The tall, elegant, middle-aged woman turned on her elderly attacker as his fingers clawed their way into her – face twisted in anger. However, her expression transformed into a subservient smile the moment she realized the offending digits belonged to the influential host of the McLaughlin Report.
Which is exactly how the so-called “game” works in places Hollowood, Manhattan and Washington, D.C. It’s not entirely one-sided, and it should be.
Where does this elitist bullshit come from?
It comes from the very nature of fraternities and sororities.

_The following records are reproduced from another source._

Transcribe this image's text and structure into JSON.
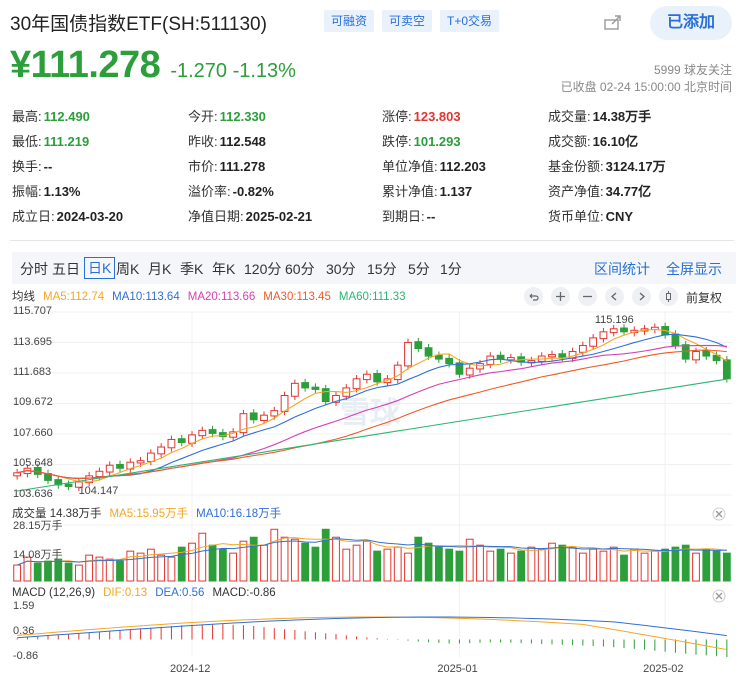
{
  "header": {
    "title": "30年国债指数ETF(SH:511130)",
    "tags": [
      "可融资",
      "可卖空",
      "T+0交易"
    ],
    "add_label": "已添加",
    "price": "¥111.278",
    "change": "-1.270 -1.13%",
    "followers": "5999 球友关注",
    "status": "已收盘 02-24 15:00:00 北京时间"
  },
  "stats": [
    {
      "k": "最高:",
      "v": "112.490",
      "c": "down"
    },
    {
      "k": "今开:",
      "v": "112.330",
      "c": "down"
    },
    {
      "k": "涨停:",
      "v": "123.803",
      "c": "up"
    },
    {
      "k": "成交量:",
      "v": "14.38万手",
      "c": ""
    },
    {
      "k": "最低:",
      "v": "111.219",
      "c": "down"
    },
    {
      "k": "昨收:",
      "v": "112.548",
      "c": ""
    },
    {
      "k": "跌停:",
      "v": "101.293",
      "c": "down"
    },
    {
      "k": "成交额:",
      "v": "16.10亿",
      "c": ""
    },
    {
      "k": "换手:",
      "v": "--",
      "c": ""
    },
    {
      "k": "市价:",
      "v": "111.278",
      "c": ""
    },
    {
      "k": "单位净值:",
      "v": "112.203",
      "c": ""
    },
    {
      "k": "基金份额:",
      "v": "3124.17万",
      "c": ""
    },
    {
      "k": "振幅:",
      "v": "1.13%",
      "c": ""
    },
    {
      "k": "溢价率:",
      "v": "-0.82%",
      "c": ""
    },
    {
      "k": "累计净值:",
      "v": "1.137",
      "c": ""
    },
    {
      "k": "资产净值:",
      "v": "34.77亿",
      "c": ""
    },
    {
      "k": "成立日:",
      "v": "2024-03-20",
      "c": ""
    },
    {
      "k": "净值日期:",
      "v": "2025-02-21",
      "c": ""
    },
    {
      "k": "到期日:",
      "v": "--",
      "c": ""
    },
    {
      "k": "货币单位:",
      "v": "CNY",
      "c": ""
    }
  ],
  "tabs": [
    "分时",
    "五日",
    "日K",
    "周K",
    "月K",
    "季K",
    "年K",
    "120分",
    "60分",
    "30分",
    "15分",
    "5分",
    "1分"
  ],
  "active_tab": "日K",
  "tab_links": [
    "区间统计",
    "全屏显示"
  ],
  "chart_legend": {
    "main": [
      {
        "t": "均线",
        "color": "#333333"
      },
      {
        "t": "MA5:112.74",
        "color": "#f5a623"
      },
      {
        "t": "MA10:113.64",
        "color": "#2f6fd6"
      },
      {
        "t": "MA20:113.66",
        "color": "#d63fb4"
      },
      {
        "t": "MA30:113.45",
        "color": "#f05a28"
      },
      {
        "t": "MA60:111.33",
        "color": "#2bb673"
      }
    ],
    "volume": [
      {
        "t": "成交量 14.38万手",
        "color": "#333333"
      },
      {
        "t": "MA5:15.95万手",
        "color": "#f5a623"
      },
      {
        "t": "MA10:16.18万手",
        "color": "#2f6fd6"
      }
    ],
    "macd": [
      {
        "t": "MACD (12,26,9)",
        "color": "#333333"
      },
      {
        "t": "DIF:0.13",
        "color": "#f5a623"
      },
      {
        "t": "DEA:0.56",
        "color": "#2f6fd6"
      },
      {
        "t": "MACD:-0.86",
        "color": "#333333"
      }
    ],
    "fq": "前复权"
  },
  "colors": {
    "up": "#e3342f",
    "down": "#2c9e3a",
    "accent": "#2a6fd6"
  },
  "chart_data": {
    "type": "candlestick",
    "y_ticks": [
      "115.707",
      "113.695",
      "111.683",
      "109.672",
      "107.660",
      "105.648",
      "103.636"
    ],
    "ylim": [
      103.636,
      115.707
    ],
    "max_label": "115.196",
    "min_label": "104.147",
    "x_ticks": [
      "2024-12",
      "2025-01",
      "2025-02"
    ],
    "closes": [
      105.1,
      105.4,
      105.0,
      104.6,
      104.3,
      104.2,
      104.5,
      104.9,
      105.2,
      105.6,
      105.4,
      105.8,
      105.9,
      106.4,
      106.8,
      107.3,
      107.1,
      107.6,
      107.9,
      107.7,
      107.5,
      107.8,
      109.0,
      108.6,
      108.9,
      109.2,
      110.2,
      111.0,
      110.7,
      110.6,
      109.8,
      110.2,
      110.7,
      111.3,
      111.6,
      111.1,
      111.3,
      112.2,
      113.7,
      113.3,
      112.8,
      112.6,
      112.3,
      111.6,
      112.0,
      112.3,
      112.8,
      112.6,
      112.7,
      112.4,
      112.5,
      112.8,
      112.9,
      112.7,
      113.1,
      113.5,
      114.0,
      114.4,
      114.6,
      114.4,
      114.5,
      114.6,
      114.7,
      114.2,
      113.5,
      112.6,
      113.1,
      112.8,
      112.5,
      111.3
    ],
    "volume_ticks": [
      "28.15万手",
      "14.08万手"
    ],
    "volumes": [
      8,
      12,
      9,
      10,
      11,
      9,
      8,
      13,
      12,
      11,
      10,
      15,
      14,
      16,
      13,
      12,
      17,
      19,
      24,
      18,
      16,
      14,
      20,
      22,
      18,
      26,
      22,
      21,
      19,
      17,
      26,
      22,
      16,
      18,
      20,
      15,
      16,
      17,
      14,
      22,
      19,
      17,
      16,
      15,
      21,
      18,
      15,
      16,
      14,
      15,
      17,
      16,
      19,
      18,
      17,
      14,
      16,
      15,
      17,
      13,
      16,
      14,
      15,
      16,
      17,
      18,
      14,
      16,
      15,
      14
    ],
    "macd_ticks": [
      "1.59",
      "0.36",
      "-0.86"
    ],
    "macd": [
      0.05,
      0.1,
      0.14,
      0.18,
      0.22,
      0.26,
      0.3,
      0.34,
      0.38,
      0.42,
      0.46,
      0.5,
      0.54,
      0.58,
      0.62,
      0.66,
      0.7,
      0.72,
      0.74,
      0.76,
      0.75,
      0.72,
      0.7,
      0.66,
      0.6,
      0.55,
      0.5,
      0.46,
      0.4,
      0.35,
      0.3,
      0.26,
      0.2,
      0.15,
      0.1,
      0.06,
      0.02,
      -0.02,
      -0.06,
      -0.1,
      -0.14,
      -0.17,
      -0.2,
      -0.2,
      -0.18,
      -0.16,
      -0.14,
      -0.15,
      -0.16,
      -0.18,
      -0.2,
      -0.22,
      -0.24,
      -0.26,
      -0.28,
      -0.3,
      -0.32,
      -0.35,
      -0.38,
      -0.42,
      -0.46,
      -0.5,
      -0.55,
      -0.6,
      -0.65,
      -0.7,
      -0.75,
      -0.78,
      -0.82,
      -0.86
    ],
    "watermark": "雪球"
  }
}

Washington Post Columnist Petula Dvorak famously described them as “self-selecting, self-segregating institutions” that perpetuate America’s increasingly two-tiered society.
We need the #MeToo Movement to be more than that.
Our nation’s military and intelligence communities took a skeptical view of homosexuals, Catholics and Jews prior to World War II. Their thinking was that the members of these traditional victim groups made questionable colleagues due to their alleged “divided loyalties” and susceptibility to blackmail.
However, it’s becoming increasingly clear that the Americans with divided loyalties today are those who put loyalty to their fraternity brothers and sorority sisters ahead of the greater good. And embrace the idea that the normal rules of civilized behavior do not apply to the rich.
Former frat boy Will Ferrell, the beloved comedian who thinks the time has come to ban all fraternities system, put it best:
“When you break it down, it really is about creating cliques and clubs and being exclusionary,” he said of fraternities.
The only problem with Ferrell’s solution is that it does nothing to address the generations of privileged elites who already infect our society like a case of chlamydia.
Frat Boy culture is built on the primitive tribalism of “us” and “them,” rather than the inclusive idea that “we’re all in this together.” It assumes the more different you are from the members of the frat the less you matter.
The logical extension of this misguided notion is that there is some sub-section of Americans which good people can attack with impunity.
This is utter fiction.
The painful truth is that there are no good Americans who engage in the anonymity of group bias. Only bad ones – of every size, shape, gender, color and credit score.
It’s time for Frat Boy culture and the fraternity system which underpins it to go the way of the buggy whip.
And for the radical feminists who have tried to turn #MeToo into a sexist crusade against all men to understand that their privileged group bias is wrong too.
Why?
Because the antidote to rich male privilege is not rich female privilege.
Cynical Times Editor Victor Epstein is a graduate of The City College of New York and Columbia University. He has never belonged to a fraternity or sought to join one.